Bene. Della democrazia in America, intitolava Tocqueville, che ci era stato mandato per studiare le galere, e poi da quell’eccellente punto di partenza allargò il tiro. Nel suo saggio lungimirante (scriveva con lo schiavismo in vigore, prevedendone la fine) mise in guardia dai rischi, che non hanno fatto che crescere. Però, salvo che io mi sbagli di grosso – non so niente dell’America, non lo so come fa quella gente che va fin là – fra le degenerazioni della democrazia, la maggioranza dispotica, la plutocrazia e l’invadenza dei tycoon, mancava fino a poco fa la risorsa caratteristica dei nemici della democrazia, il colpo di stato, il vanto d’origine della reazione europea, e dall’Europa esportato nei paesi ex coloniali. Gli Stati Uniti ne erano stati buoni discepoli ma fuori, a Santiago… Era inevitabile che una volta introdotto nella scena americana (Usa), e non a Hollywood, ma al Campidoglio in marmo e ossa, il 6 gennaio 2021, il colpo di stato, la sua dinamica, la sua “tecnica”, avrebbero dovuto adattarsi alle caratteristiche senza precedenti del suo laboratorio. E se i suoi fautori lo chiamano insurrezione e, meglio, “Marcia (citazione: siamo noi) per salvare l’America”, per lo più anche gli avversari preferiscono chiamarlo rivolta, sedizione, terrorismo interno. Io inclino al tentato colpo di stato, pur sapendo che il manuale dei colpi di stato prevede l’impiego delle forze armate dello stato (polizie, esercito) o di una loro parte.
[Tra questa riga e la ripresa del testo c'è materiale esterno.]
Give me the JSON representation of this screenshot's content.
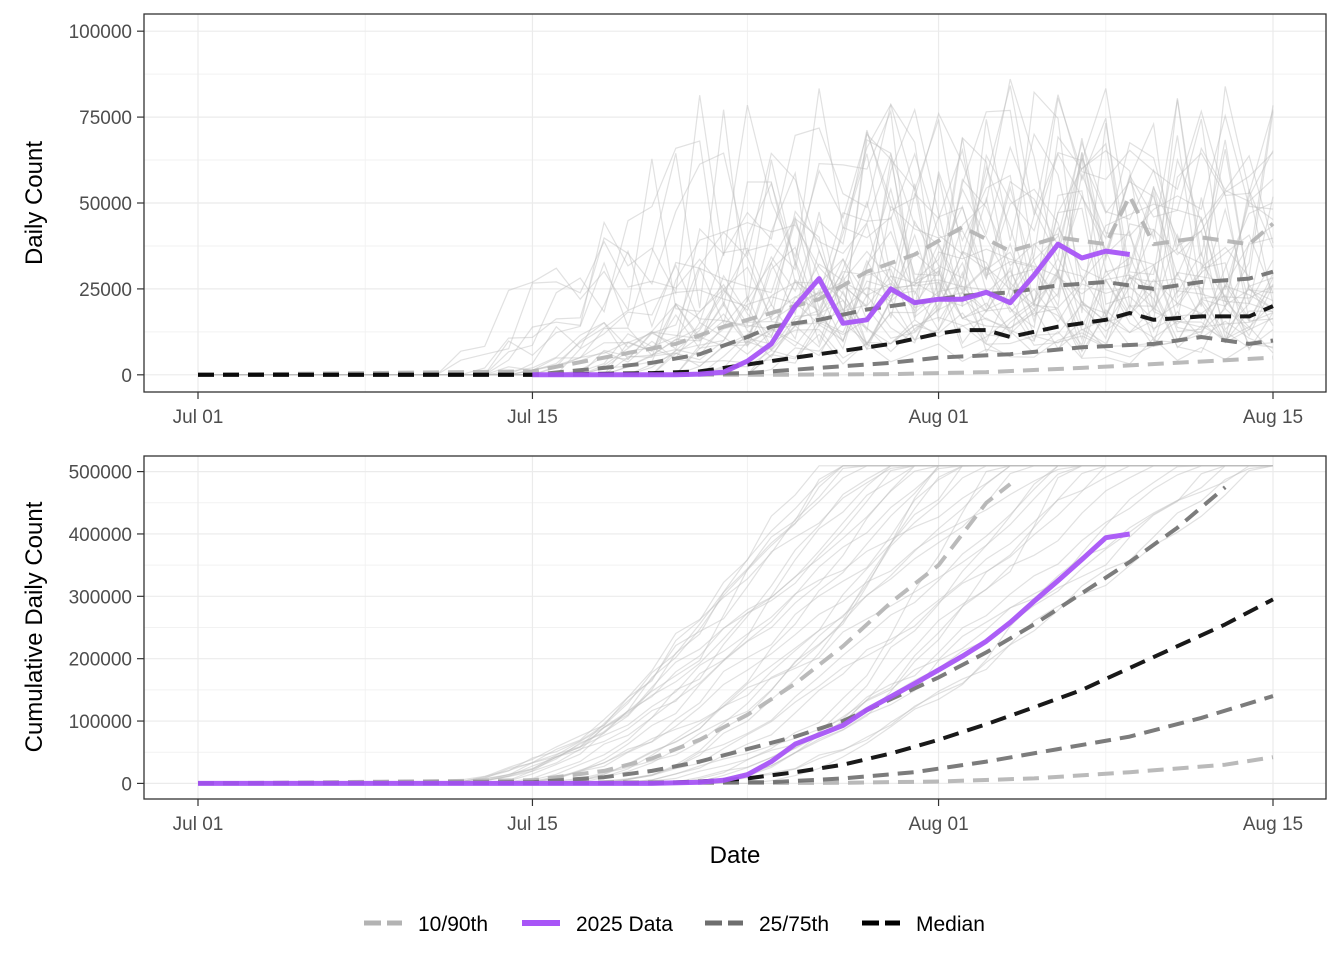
{
  "chart_data": [
    {
      "type": "line",
      "panel": "top",
      "title": "",
      "xlabel": "",
      "ylabel": "Daily Count",
      "x_ticks": [
        "Jul 01",
        "Jul 15",
        "Aug 01",
        "Aug 15"
      ],
      "y_ticks": [
        "0",
        "25000",
        "50000",
        "75000",
        "100000"
      ],
      "ylim": [
        -5000,
        105000
      ],
      "grid": true,
      "series": [
        {
          "name": "2025 Data",
          "color": "#a855f7",
          "x": [
            "Jul 15",
            "Jul 16",
            "Jul 17",
            "Jul 18",
            "Jul 19",
            "Jul 20",
            "Jul 21",
            "Jul 22",
            "Jul 23",
            "Jul 24",
            "Jul 25",
            "Jul 26",
            "Jul 27",
            "Jul 28",
            "Jul 29",
            "Jul 30",
            "Jul 31",
            "Aug 01",
            "Aug 02",
            "Aug 03",
            "Aug 04",
            "Aug 05",
            "Aug 06",
            "Aug 07",
            "Aug 08",
            "Aug 09"
          ],
          "values": [
            0,
            0,
            0,
            0,
            0,
            0,
            0,
            200,
            800,
            4000,
            9000,
            20000,
            28000,
            15000,
            16000,
            25000,
            21000,
            22000,
            22000,
            24000,
            21000,
            29000,
            38000,
            34000,
            36000,
            35000
          ]
        },
        {
          "name": "Median",
          "color": "#000000",
          "x": [
            "Jul 01",
            "Jul 15",
            "Jul 20",
            "Jul 22",
            "Jul 24",
            "Jul 26",
            "Jul 28",
            "Jul 30",
            "Aug 01",
            "Aug 02",
            "Aug 03",
            "Aug 04",
            "Aug 06",
            "Aug 08",
            "Aug 09",
            "Aug 10",
            "Aug 12",
            "Aug 13",
            "Aug 14",
            "Aug 15"
          ],
          "values": [
            0,
            0,
            500,
            1000,
            3000,
            5000,
            7000,
            9000,
            12000,
            13000,
            13000,
            11000,
            14000,
            16000,
            18000,
            16000,
            17000,
            17000,
            17000,
            20000
          ]
        },
        {
          "name": "25/75th",
          "color": "#6e6e6e",
          "x": [
            "Jul 01",
            "Jul 15",
            "Jul 18",
            "Jul 20",
            "Jul 22",
            "Jul 24",
            "Jul 25",
            "Jul 27",
            "Jul 29",
            "Jul 31",
            "Aug 02",
            "Aug 04",
            "Aug 06",
            "Aug 08",
            "Aug 10",
            "Aug 12",
            "Aug 14",
            "Aug 15"
          ],
          "values": [
            0,
            0,
            2000,
            3500,
            6000,
            11000,
            14000,
            16000,
            19000,
            21000,
            23000,
            24000,
            26000,
            27000,
            25000,
            27000,
            28000,
            30000
          ]
        },
        {
          "name": "25/75th",
          "color": "#6e6e6e",
          "x": [
            "Jul 01",
            "Jul 20",
            "Jul 24",
            "Jul 27",
            "Jul 30",
            "Aug 01",
            "Aug 04",
            "Aug 07",
            "Aug 10",
            "Aug 12",
            "Aug 14",
            "Aug 15"
          ],
          "values": [
            0,
            0,
            500,
            2000,
            3500,
            5000,
            6000,
            8000,
            9000,
            11000,
            9000,
            10000
          ]
        },
        {
          "name": "10/90th",
          "color": "#b3b3b3",
          "x": [
            "Jul 01",
            "Jul 15",
            "Jul 18",
            "Jul 21",
            "Jul 23",
            "Jul 25",
            "Jul 27",
            "Jul 29",
            "Jul 31",
            "Aug 02",
            "Aug 04",
            "Aug 06",
            "Aug 08",
            "Aug 09",
            "Aug 10",
            "Aug 12",
            "Aug 14",
            "Aug 15"
          ],
          "values": [
            0,
            1000,
            5000,
            9000,
            14000,
            18000,
            22000,
            30000,
            35000,
            43000,
            36000,
            40000,
            38000,
            52000,
            38000,
            40000,
            38000,
            44000
          ]
        },
        {
          "name": "10/90th",
          "color": "#b3b3b3",
          "x": [
            "Jul 01",
            "Jul 25",
            "Jul 30",
            "Aug 03",
            "Aug 07",
            "Aug 11",
            "Aug 15"
          ],
          "values": [
            0,
            0,
            200,
            800,
            2000,
            3500,
            5000
          ]
        }
      ]
    },
    {
      "type": "line",
      "panel": "bottom",
      "title": "",
      "xlabel": "Date",
      "ylabel": "Cumulative Daily Count",
      "x_ticks": [
        "Jul 01",
        "Jul 15",
        "Aug 01",
        "Aug 15"
      ],
      "y_ticks": [
        "0",
        "100000",
        "200000",
        "300000",
        "400000",
        "500000"
      ],
      "ylim": [
        -25000,
        525000
      ],
      "grid": true,
      "series": [
        {
          "name": "2025 Data",
          "color": "#a855f7",
          "x": [
            "Jul 01",
            "Jul 15",
            "Jul 20",
            "Jul 22",
            "Jul 23",
            "Jul 24",
            "Jul 25",
            "Jul 26",
            "Jul 27",
            "Jul 28",
            "Jul 29",
            "Jul 30",
            "Jul 31",
            "Aug 01",
            "Aug 02",
            "Aug 03",
            "Aug 04",
            "Aug 05",
            "Aug 06",
            "Aug 07",
            "Aug 08",
            "Aug 09"
          ],
          "values": [
            0,
            0,
            0,
            2000,
            5000,
            14000,
            35000,
            63000,
            78000,
            93000,
            118000,
            139000,
            160000,
            182000,
            204000,
            228000,
            258000,
            292000,
            325000,
            359000,
            394000,
            400000
          ]
        },
        {
          "name": "Median",
          "color": "#000000",
          "x": [
            "Jul 01",
            "Jul 20",
            "Jul 22",
            "Jul 24",
            "Jul 26",
            "Jul 28",
            "Jul 30",
            "Aug 01",
            "Aug 03",
            "Aug 05",
            "Aug 07",
            "Aug 09",
            "Aug 11",
            "Aug 13",
            "Aug 15"
          ],
          "values": [
            0,
            0,
            3000,
            8000,
            18000,
            30000,
            48000,
            70000,
            95000,
            122000,
            150000,
            185000,
            220000,
            255000,
            295000
          ]
        },
        {
          "name": "25/75th",
          "color": "#6e6e6e",
          "x": [
            "Jul 01",
            "Jul 15",
            "Jul 18",
            "Jul 20",
            "Jul 22",
            "Jul 24",
            "Jul 26",
            "Jul 28",
            "Jul 30",
            "Aug 01",
            "Aug 03",
            "Aug 05",
            "Aug 07",
            "Aug 09",
            "Aug 11",
            "Aug 13"
          ],
          "values": [
            0,
            2000,
            10000,
            20000,
            35000,
            55000,
            75000,
            100000,
            135000,
            170000,
            210000,
            255000,
            305000,
            355000,
            410000,
            475000
          ]
        },
        {
          "name": "25/75th",
          "color": "#6e6e6e",
          "x": [
            "Jul 01",
            "Jul 25",
            "Jul 28",
            "Jul 31",
            "Aug 03",
            "Aug 06",
            "Aug 09",
            "Aug 12",
            "Aug 15"
          ],
          "values": [
            0,
            2000,
            8000,
            18000,
            35000,
            55000,
            75000,
            105000,
            140000
          ]
        },
        {
          "name": "10/90th",
          "color": "#b3b3b3",
          "x": [
            "Jul 01",
            "Jul 15",
            "Jul 18",
            "Jul 20",
            "Jul 22",
            "Jul 24",
            "Jul 26",
            "Jul 28",
            "Jul 30",
            "Aug 01",
            "Aug 02",
            "Aug 03",
            "Aug 04"
          ],
          "values": [
            0,
            5000,
            20000,
            40000,
            70000,
            110000,
            160000,
            220000,
            290000,
            350000,
            400000,
            450000,
            480000
          ]
        },
        {
          "name": "10/90th",
          "color": "#b3b3b3",
          "x": [
            "Jul 01",
            "Jul 28",
            "Aug 01",
            "Aug 05",
            "Aug 09",
            "Aug 13",
            "Aug 15"
          ],
          "values": [
            0,
            1000,
            3000,
            8000,
            18000,
            30000,
            42000
          ]
        }
      ]
    }
  ],
  "legend": {
    "placement": "bottom",
    "items": [
      {
        "label": "10/90th",
        "color": "#b3b3b3",
        "style": "dashed"
      },
      {
        "label": "2025 Data",
        "color": "#a855f7",
        "style": "solid"
      },
      {
        "label": "25/75th",
        "color": "#6e6e6e",
        "style": "dashed"
      },
      {
        "label": "Median",
        "color": "#000000",
        "style": "dashed"
      }
    ]
  }
}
Direi che il punto vada però adeguato a una società come quella americana in cui una massa colossale di cittadini è armata, e la distinzione fra il monopolio legale della forza e il suo abuso non passa dal monopolio (con deroghe limitate) delle armi. Che paradossi ne derivino è sotto gli occhi di tutti: Trump che ostenta il suo cerotto proclamando di aver preso una pallottola per la democrazia.

Tuttavia il 6 gennaio del Campidoglio, che costò morti e feriti e l’umiliazione dell’immagine stessa della democrazia nel suo dichiarato santuario, non poteva prevalere, così che lo si sarebbe considerato, e qualcuno lo fece, un incidente gravissimo ma passeggero. Ma il ritorno in forze di Donald Trump, condannato e processato e perdonato, induce a correggere un connotato ritenuto decisivo del colpo di stato, cioè il suo carattere improvviso, fulmineo, e il suo esito fatale, o la va o la spacca, e a immaginare invece un colpo di stato lento – rateizzato. La possibile vittoria elettorale di Trump quattro anni dopo non sarebbe che uno sviluppo e un coronamento della prima tappa, quell’assalto al Campidoglio. La cosa ha un’aria piuttosto da America latina, con tutto il rispetto, ma non direi che sia il segno di una latinizzazione del potere degli Stati Uniti, ché al contrario ha un connotato bianchissimo e dei peggiori.

A far propendere per questo aggiornamento del colpo di stato e della sua tecnica sta infine, e ora soprattutto, l’avvertimento delle falangi trumpiste che l’eventuale mancato riconoscimento della vittoria di Trump nelle urne duplicherebbe la rapina di allora e scatenerebbe la guerra civile. L’ho già detto, un adattamento dello slogan di Lenin sul “trasformare la guerra imperialista in guerra civile”, trasformare la sconfitta elettorale in guerra civile. Il colpo di stato tentato, dilazionato, adattato sub condicione al verdetto delle urne, e infine attuato senza più remore. Questa è la versione della democrazia in (mezza, più o meno – più, o meno?) America. Che trasforma l’elezione presidenziale di novembre in un confronto fra la democrazia liberale e il colpo di stato – il golpe distillato, “a pezzi”. Il decrepito (molto brutto) Donald Trump, e la democratica (gran bel viso, mi pare) Kamala (pron. Kòmala) Harris.